Starting with only one cell, the fertilised egg, the human body produces approximately 200 specialised cells. Cells rely heavily on signalling pathways to achieve this level of complexity and maintain proper cellular organisation. These interconnected signal-transduction pathways evolved around intricate receiver modules, known as receptors, which can receive and interpret external stimuli before translating them to an output.
Interaction with multiple variables
Receptors are found both intracellularly and on the cell’s surface, and they are activated by the binding of their cognate ligand: the sender. However, the simplicity of the basic modules that regulate cellular signalling (i.e. receptors and ligands) does not directly translate to the extremely complex cellular signalling pathways with which they are associated.
Cells rely heavily on the spatiotemporal dynamics of ligands and activated effectors to control complex signalling pathways. More specifically, cellular communication requires the simultaneous binding of multiple receptors to their endogenous ligands, resulting in the formation of a multivalent interaction, rather than the binding of a single ligand to a single receptor.
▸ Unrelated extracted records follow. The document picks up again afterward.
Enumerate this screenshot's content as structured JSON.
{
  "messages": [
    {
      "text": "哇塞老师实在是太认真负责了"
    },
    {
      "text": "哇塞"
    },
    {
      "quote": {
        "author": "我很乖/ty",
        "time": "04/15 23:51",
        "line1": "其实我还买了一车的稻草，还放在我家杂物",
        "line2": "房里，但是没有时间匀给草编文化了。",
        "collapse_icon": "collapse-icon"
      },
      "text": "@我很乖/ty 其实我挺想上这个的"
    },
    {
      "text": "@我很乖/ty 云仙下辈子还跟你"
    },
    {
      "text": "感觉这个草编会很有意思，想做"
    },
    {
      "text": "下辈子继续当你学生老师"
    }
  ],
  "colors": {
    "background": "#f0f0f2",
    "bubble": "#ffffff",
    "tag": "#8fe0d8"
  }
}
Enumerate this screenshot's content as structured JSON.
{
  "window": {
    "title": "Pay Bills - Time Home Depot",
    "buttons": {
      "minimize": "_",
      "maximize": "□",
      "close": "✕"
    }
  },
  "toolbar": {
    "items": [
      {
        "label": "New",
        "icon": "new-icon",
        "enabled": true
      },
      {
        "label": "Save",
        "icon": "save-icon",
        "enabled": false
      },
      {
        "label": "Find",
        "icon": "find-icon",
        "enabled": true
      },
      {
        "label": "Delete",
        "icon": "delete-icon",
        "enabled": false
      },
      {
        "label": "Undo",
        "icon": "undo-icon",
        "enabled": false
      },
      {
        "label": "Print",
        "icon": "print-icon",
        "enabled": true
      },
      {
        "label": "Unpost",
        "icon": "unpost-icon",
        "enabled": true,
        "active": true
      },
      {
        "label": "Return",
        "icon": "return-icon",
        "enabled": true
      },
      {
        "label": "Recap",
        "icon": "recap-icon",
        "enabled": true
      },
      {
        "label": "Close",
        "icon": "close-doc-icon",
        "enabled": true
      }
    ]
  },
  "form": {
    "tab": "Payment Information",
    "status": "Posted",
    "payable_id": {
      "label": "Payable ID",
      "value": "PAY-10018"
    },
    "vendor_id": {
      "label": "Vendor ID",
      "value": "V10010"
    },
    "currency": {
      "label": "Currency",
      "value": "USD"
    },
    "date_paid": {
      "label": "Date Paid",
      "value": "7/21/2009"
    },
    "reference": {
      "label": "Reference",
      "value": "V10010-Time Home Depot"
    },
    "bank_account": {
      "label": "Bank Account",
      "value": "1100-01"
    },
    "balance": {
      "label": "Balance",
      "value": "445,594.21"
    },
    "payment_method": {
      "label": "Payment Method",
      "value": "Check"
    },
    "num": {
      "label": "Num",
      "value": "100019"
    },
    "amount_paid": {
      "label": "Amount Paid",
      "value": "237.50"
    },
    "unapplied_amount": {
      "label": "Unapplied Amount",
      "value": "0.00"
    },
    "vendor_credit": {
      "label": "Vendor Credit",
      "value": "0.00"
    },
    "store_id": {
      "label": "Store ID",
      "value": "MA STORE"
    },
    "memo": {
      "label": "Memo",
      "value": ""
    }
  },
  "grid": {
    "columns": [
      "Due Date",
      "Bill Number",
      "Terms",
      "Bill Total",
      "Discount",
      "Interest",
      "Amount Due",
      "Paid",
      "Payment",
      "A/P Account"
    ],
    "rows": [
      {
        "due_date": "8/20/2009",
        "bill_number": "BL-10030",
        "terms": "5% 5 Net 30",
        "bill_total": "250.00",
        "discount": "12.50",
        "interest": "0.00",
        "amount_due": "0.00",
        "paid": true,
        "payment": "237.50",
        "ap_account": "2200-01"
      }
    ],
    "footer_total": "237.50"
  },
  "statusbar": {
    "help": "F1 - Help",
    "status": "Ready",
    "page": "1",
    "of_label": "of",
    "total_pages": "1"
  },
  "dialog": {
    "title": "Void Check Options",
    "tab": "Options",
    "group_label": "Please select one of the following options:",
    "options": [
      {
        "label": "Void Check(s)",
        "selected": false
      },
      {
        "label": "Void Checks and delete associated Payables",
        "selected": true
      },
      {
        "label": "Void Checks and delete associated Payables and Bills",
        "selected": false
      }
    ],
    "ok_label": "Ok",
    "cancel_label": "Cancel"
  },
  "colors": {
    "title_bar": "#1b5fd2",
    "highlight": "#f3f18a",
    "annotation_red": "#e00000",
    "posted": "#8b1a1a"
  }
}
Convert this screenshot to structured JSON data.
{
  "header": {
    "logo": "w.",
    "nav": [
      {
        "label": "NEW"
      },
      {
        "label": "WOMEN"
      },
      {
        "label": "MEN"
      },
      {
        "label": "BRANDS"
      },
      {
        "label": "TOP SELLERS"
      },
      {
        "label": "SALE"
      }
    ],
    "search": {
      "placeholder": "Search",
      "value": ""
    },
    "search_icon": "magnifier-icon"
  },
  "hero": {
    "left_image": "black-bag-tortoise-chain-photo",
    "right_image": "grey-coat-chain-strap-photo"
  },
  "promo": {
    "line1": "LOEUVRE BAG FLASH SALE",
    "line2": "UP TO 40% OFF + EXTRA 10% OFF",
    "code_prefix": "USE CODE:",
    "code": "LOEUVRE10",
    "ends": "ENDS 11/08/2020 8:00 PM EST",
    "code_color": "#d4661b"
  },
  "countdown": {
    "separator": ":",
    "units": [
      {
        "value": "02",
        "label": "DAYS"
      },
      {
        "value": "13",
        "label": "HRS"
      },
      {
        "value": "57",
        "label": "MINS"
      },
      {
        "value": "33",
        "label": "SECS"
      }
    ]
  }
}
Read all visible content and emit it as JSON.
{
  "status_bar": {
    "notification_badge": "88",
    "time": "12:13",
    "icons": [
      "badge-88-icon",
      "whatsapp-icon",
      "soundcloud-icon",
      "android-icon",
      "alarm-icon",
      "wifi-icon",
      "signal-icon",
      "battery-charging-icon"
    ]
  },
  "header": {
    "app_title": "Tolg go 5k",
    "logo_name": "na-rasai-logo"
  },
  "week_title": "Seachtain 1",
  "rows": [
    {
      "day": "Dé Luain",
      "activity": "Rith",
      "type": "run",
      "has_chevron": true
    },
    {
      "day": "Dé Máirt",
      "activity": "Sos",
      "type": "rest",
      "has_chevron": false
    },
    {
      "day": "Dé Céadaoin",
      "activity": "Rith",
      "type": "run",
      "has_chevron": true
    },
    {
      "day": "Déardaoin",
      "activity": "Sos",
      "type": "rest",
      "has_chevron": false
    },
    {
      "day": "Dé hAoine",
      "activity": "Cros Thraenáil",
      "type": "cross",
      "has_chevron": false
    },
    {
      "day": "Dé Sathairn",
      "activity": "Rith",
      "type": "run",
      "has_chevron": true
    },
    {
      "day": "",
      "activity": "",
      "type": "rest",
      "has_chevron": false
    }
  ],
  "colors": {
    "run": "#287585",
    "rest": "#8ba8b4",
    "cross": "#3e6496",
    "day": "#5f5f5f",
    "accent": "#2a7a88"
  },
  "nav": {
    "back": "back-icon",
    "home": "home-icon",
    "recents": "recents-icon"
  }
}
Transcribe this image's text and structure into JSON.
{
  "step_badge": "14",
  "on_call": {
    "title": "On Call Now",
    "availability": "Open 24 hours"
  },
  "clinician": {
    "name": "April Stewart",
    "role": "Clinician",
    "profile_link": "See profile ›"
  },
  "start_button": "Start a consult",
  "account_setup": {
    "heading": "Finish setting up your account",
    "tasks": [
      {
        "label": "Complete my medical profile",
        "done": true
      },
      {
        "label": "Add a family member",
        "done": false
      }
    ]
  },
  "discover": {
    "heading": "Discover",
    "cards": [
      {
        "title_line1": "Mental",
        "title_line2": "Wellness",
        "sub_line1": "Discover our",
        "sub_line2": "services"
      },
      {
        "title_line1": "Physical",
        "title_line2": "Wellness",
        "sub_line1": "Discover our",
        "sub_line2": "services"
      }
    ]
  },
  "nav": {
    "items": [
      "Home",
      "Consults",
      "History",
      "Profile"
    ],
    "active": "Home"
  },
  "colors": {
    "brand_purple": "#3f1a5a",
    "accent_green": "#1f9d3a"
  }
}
Actively regulating the number of ligands involved in cellular signalling improves ligand recognition sensitivity and results in selective recognition of different cell types with increased functional affinity.
Receptors with therapeutic potential
Cremers used the DNA origami method to investigate the role of multivalency in selective recognition of cells based on a receptor-density threshold in his thesis. To achieve a multivalent interaction, he used a 150 nm DNA nanorod that was site-specifically functionalized with a specific number of antibodies.
Cremers also investigated the factors that influence the cellular accessibility of these DNA nanostructures, as well as the tunable design parameters of antibody-functionalized DNA nanostructures binding to therapeutically relevant receptors.
On April 11th, Glenn Cremers defended his Ph.D. thesis, “Targeting cellular surface receptors using DNA nanostructures.”